# Application of Hilbert's basis theorem in representation theory

In Smalø: Degenerations of Representations of Associative Algebras, Milan J. Math., 2008 there is an application of Hilbert's basis theorem that I don't understand:

Two orders are defined on the set of $$d$$-dimensional modules over an algebra $$\Lambda$$ that is finite dimensional over a field. One by $$M\leq_{\operatorname{Hom}} N$$ iff $$\dim \operatorname{Hom}(X,M)\leq \dim \operatorname{Hom}(X,N)$$ for all $$X$$ and one by $$M\leq_n N$$ iff $$\dim \operatorname{Hom}(\Lambda^n/\Lambda^nA,M)\leq \dim \operatorname{Hom}(\Lambda^n/\Lambda^nA,N)$$ for all $$n\times n$$-matrices $$A$$. It is now claimed that from Hilbert's basis theorem for $$n$$ large enough (depending on $$d$$) one gets that $$\leq_n$$ is equivalent to $$\leq_{\operatorname{Hom}}$$. Can somebody provide a more detailed argument?

ADDED by David E Speyer The problem here is that the set $$\{ (M,N) : M \leq_n N \}$$ is neither Zariski closed nor Zariski open. (Take $$\Lambda = k[\epsilon]/\epsilon^2$$ and $$d=2$$. So $$\mathrm{rep}_2 \Lambda$$ (in the notation of the paper) is the space of $$2 \times 2$$ matrices with square zero. Then two matrices $$\rho$$ and $$\sigma$$ in $$\mathrm{rep}_2 \Lambda$$ obey $$\rho \leq_1 \sigma$$ if and and only if either $$\sigma =0$$ or $$\rho \neq 0$$.) If these spaces were Zariski closed, this would be an easy consequence of Hilbert's basis theorem but, as it is, I am stumped.

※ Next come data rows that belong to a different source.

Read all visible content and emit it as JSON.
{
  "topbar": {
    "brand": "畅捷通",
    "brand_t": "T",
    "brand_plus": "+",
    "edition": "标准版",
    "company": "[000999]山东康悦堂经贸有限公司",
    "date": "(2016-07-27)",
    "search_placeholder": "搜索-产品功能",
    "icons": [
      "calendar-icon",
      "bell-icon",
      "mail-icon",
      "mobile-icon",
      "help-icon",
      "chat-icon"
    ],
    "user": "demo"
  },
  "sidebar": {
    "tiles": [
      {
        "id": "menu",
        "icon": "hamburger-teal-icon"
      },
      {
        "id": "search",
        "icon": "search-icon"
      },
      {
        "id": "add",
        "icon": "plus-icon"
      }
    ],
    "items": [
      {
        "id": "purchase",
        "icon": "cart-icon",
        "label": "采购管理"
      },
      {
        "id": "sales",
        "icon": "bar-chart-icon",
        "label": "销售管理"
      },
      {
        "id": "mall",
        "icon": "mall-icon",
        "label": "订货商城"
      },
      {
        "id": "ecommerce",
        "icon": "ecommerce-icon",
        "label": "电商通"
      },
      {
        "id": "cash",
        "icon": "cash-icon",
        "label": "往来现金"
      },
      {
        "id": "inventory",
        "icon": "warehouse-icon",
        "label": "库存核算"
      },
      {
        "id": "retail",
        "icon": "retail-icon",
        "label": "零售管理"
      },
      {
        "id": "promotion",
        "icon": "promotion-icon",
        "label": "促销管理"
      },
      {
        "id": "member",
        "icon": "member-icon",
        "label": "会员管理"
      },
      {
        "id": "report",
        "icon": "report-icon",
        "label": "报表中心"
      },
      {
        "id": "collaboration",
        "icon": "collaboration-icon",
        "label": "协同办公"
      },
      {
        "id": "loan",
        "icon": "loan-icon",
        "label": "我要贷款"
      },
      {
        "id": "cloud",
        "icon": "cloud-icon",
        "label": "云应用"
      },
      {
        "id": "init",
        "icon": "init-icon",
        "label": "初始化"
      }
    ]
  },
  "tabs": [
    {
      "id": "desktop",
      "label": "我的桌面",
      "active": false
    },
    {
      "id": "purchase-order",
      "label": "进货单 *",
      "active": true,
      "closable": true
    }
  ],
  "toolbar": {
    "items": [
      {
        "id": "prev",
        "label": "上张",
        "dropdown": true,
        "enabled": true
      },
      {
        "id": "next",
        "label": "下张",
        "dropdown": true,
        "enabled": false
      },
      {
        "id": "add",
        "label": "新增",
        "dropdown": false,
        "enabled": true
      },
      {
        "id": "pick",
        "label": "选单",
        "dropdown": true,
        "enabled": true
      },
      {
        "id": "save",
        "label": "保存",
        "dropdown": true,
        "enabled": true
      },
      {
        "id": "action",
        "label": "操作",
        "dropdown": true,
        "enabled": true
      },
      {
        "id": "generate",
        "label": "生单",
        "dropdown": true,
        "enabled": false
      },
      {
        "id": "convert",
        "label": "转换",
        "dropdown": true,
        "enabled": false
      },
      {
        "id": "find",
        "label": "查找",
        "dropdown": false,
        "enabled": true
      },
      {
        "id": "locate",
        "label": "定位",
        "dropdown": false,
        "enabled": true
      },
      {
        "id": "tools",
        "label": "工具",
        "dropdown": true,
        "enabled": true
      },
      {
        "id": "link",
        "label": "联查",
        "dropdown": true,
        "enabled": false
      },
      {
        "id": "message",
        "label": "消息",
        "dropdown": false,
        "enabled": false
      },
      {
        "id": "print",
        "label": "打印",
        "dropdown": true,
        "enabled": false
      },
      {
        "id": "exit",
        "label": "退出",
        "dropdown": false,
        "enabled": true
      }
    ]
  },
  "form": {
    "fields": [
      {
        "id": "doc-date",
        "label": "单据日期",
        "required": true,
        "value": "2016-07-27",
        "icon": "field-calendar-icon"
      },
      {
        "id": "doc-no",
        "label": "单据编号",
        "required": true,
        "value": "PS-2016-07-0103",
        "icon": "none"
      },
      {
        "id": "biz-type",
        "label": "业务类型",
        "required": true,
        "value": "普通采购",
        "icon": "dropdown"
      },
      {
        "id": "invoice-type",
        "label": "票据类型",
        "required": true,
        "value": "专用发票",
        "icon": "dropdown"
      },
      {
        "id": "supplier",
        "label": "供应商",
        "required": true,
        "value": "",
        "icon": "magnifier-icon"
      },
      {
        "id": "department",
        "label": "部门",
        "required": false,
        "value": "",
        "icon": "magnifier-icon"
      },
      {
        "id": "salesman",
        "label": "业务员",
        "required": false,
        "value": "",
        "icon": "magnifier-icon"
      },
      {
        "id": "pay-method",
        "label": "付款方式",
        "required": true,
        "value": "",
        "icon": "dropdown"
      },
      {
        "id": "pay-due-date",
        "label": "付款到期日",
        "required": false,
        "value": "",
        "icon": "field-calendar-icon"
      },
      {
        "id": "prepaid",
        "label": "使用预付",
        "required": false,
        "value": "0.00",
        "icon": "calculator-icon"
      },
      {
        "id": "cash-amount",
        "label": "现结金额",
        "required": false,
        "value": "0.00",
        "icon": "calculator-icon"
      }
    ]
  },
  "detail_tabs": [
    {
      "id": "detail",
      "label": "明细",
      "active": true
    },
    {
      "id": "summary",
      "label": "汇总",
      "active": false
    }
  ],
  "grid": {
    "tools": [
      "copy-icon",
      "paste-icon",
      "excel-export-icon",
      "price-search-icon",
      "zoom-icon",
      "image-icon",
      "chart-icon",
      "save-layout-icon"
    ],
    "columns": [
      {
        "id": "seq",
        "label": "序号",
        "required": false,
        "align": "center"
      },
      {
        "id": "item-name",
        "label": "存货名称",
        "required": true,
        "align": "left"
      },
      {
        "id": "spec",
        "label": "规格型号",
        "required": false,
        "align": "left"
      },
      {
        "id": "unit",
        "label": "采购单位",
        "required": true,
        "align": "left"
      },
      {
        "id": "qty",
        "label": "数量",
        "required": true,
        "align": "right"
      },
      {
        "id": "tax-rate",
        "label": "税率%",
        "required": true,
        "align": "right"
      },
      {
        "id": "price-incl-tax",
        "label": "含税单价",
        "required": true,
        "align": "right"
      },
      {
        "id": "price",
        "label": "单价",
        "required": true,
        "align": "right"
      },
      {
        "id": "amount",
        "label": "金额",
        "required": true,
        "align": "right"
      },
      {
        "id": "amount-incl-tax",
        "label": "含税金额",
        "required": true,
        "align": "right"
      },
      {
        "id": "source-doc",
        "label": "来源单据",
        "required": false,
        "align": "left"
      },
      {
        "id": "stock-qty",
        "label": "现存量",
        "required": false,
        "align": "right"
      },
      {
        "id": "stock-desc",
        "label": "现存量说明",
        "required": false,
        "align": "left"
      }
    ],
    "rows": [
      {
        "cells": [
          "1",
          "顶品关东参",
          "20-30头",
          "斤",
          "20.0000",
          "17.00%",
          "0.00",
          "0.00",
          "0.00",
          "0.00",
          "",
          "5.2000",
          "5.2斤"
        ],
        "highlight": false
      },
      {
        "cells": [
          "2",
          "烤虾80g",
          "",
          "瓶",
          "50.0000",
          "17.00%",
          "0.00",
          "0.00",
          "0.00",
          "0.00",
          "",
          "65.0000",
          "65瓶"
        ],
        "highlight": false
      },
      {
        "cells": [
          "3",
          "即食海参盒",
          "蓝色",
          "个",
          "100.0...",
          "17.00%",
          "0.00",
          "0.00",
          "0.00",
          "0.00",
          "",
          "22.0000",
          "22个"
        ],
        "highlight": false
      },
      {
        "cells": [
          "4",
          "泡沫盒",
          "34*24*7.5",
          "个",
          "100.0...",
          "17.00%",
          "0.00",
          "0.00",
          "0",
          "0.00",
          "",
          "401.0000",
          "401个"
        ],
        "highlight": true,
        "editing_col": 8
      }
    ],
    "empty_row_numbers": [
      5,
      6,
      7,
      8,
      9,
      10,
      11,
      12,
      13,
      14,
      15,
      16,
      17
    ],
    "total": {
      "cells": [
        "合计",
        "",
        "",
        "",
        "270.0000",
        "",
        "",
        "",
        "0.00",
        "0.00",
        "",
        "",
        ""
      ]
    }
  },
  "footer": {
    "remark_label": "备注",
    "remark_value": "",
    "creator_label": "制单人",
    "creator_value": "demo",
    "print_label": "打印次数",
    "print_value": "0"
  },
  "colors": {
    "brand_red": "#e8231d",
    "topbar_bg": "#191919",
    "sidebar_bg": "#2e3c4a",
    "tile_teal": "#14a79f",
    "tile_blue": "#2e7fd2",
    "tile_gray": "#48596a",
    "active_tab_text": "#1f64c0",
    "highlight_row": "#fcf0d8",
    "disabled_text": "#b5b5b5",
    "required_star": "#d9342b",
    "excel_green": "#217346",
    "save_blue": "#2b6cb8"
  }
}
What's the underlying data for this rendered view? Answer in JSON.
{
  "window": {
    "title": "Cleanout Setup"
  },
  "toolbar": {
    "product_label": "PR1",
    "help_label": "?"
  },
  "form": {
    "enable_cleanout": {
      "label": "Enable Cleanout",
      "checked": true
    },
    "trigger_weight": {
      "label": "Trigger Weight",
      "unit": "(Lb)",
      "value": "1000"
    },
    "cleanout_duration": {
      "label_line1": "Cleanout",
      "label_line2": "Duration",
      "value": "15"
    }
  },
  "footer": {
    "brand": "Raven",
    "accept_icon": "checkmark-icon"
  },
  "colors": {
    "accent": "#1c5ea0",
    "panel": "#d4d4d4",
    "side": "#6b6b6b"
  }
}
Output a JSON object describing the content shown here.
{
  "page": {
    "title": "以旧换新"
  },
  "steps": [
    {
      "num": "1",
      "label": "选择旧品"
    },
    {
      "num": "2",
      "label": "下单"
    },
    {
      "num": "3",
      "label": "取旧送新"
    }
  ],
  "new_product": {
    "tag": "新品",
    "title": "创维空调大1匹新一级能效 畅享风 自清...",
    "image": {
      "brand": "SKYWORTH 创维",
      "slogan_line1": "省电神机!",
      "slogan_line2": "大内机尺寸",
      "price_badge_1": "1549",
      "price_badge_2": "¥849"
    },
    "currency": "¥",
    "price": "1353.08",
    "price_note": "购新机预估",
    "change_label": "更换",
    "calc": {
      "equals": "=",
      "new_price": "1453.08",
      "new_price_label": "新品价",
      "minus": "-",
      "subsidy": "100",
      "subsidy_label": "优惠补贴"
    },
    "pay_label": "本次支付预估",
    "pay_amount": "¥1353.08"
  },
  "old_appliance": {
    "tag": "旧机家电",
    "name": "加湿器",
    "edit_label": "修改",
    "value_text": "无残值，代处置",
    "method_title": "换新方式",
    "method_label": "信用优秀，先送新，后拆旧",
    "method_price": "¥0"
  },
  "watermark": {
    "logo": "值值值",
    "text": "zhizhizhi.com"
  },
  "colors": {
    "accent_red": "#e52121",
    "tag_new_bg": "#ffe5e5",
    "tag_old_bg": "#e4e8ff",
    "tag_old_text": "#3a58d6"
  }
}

• Edits remove two ambiguities in the original question (what finite dimensional means, and what $n$ is allowed to depend on), based on my reading of the article. Then added a paragraph to point out what doesn't work here. Oct 14, 2014 at 18:20
• @DavidSpeyer. It is a general rule on SE sites that posts should not contain visible edit history. They should read smoothly.
– TRiG
Jun 20, 2016 at 11:01
• The question was recently edited to roll back most of an edit from over five years ago, on the grounds that it was "quite harmful". I don't want to get into an edit war, but I don't see what was harmful about that old edit. In fact, I think it was a helpful addition of context to indicate how Hilbert's basis theorem might be relevant to a question like this, and to explain why one simple approach to applying it doesn't work in this case. Jun 21, 2020 at 21:52
• A few questions: what does it mean for $M,N$ to be $d$-dimensional over $\Lambda$? Second, what is $X$ (a finitely generated $\Lambda$ module?) in the definition of $\leq_{Hom}$? Jun 24, 2020 at 7:20
• I restored the edit. It was there for years, without a very strong and clear-cut reason it won't be removed now.
– quid
Jun 28, 2020 at 19:46

In [7], cowritten with my fellow student Tore A. Forbregd and our adviser Professor Sverre O. Smalø, we show that $$\leq_{d^3}$$ always is a partial order on $$\operatorname{mod}_d\Lambda$$. It seems like for large enough $$n$$, $$\leq_n$$ is equivalent to $$\leq_{\operatorname{Hom}}$$. In the paper we claimed this as a fact, but we did not give a proof. When the reviewer requested a proof, we realized that the proof we had in mind was incomplete. We decided to remove the statement, but unfortunately we wrote it twice and deleted it once, so it still appears in the published version. While we have not found a proof, we have not found any counterexample either. In fact, in all examples we have looked at, $$\leq_n$$ is either not a partial order or equivalent to $$\leq_{\operatorname{Hom}}$$. We still have no examples where $$\leq_n$$ is a partial order but is different from $$\leq_{\operatorname{Hom}}$$.